Ed turned from his computer and told me that I could conquer mountains, that I could conquer the world. That ten years from now the likes of Donald Trump and Queen Elizabeth will be asking for my audience. And if only he had someone telling him twenty, thirty years ago what he was telling me now...
He said that two years ago his wife divorced him, and he gave her everything. Fourteen million dollars worth, coming from six patents to his name and four PhDs, and he gave it all to her. He told me that he does not regret it a bit, and that he knew that I would do the same. He could see it in my eyes and could tell by my face. I did not respond, but I think I knew my answer. After they divorced, he started having strokes. Now he has cancer, he said, and next week at the doctor he will find out whether he lives or dies.

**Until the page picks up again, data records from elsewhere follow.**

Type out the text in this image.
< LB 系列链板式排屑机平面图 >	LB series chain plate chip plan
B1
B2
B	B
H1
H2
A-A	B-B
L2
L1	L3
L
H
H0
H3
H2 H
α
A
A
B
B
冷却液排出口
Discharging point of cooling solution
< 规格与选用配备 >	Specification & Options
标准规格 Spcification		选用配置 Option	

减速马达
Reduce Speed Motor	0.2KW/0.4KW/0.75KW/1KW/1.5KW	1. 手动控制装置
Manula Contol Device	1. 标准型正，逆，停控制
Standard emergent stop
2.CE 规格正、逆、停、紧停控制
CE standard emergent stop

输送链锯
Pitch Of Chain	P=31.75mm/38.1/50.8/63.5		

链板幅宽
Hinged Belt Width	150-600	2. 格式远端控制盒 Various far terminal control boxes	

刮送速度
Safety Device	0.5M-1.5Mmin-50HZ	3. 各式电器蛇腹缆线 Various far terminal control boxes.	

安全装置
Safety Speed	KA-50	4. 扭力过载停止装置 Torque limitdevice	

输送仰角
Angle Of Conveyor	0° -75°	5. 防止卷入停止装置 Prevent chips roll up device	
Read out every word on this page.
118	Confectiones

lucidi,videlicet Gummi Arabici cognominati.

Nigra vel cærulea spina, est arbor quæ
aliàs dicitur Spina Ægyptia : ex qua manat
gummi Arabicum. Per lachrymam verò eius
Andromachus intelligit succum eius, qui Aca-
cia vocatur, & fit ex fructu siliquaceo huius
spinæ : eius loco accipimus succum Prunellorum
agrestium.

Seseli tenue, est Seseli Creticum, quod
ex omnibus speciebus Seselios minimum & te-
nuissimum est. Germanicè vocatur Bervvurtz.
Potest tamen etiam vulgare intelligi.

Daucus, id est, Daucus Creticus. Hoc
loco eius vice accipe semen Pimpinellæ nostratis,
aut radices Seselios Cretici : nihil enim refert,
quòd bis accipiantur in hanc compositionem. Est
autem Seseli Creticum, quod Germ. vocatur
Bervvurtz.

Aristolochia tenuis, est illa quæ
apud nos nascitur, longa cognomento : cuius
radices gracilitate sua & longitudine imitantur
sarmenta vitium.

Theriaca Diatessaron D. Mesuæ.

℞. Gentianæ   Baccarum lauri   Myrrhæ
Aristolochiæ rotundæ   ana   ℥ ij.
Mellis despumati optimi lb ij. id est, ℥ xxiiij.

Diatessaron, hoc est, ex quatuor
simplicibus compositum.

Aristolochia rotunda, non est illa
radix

It is a flattening sense to feel the world change around you and tell you that you may no longer live as the person you had been. That you have to somehow relearn yourself to fit the contorted shape that those around you are giving. The way that you breathe your air is made obsolete, and every word you use it for is elegiac. I left thinking about that next mountain, and supposing it to be unclimbable. Caged as a man who is told that he now lives only in anecdotes and stories, because your whole being, your breathing body's thoughts, have a status that is not situated anywhere else now but within those tellings. A sudden past, since their location no longer exists for you to live in, and since the present one demands of you a new way to walk. What is a person's location, then, when they walk through days though they know nothing of the path of their upward steps.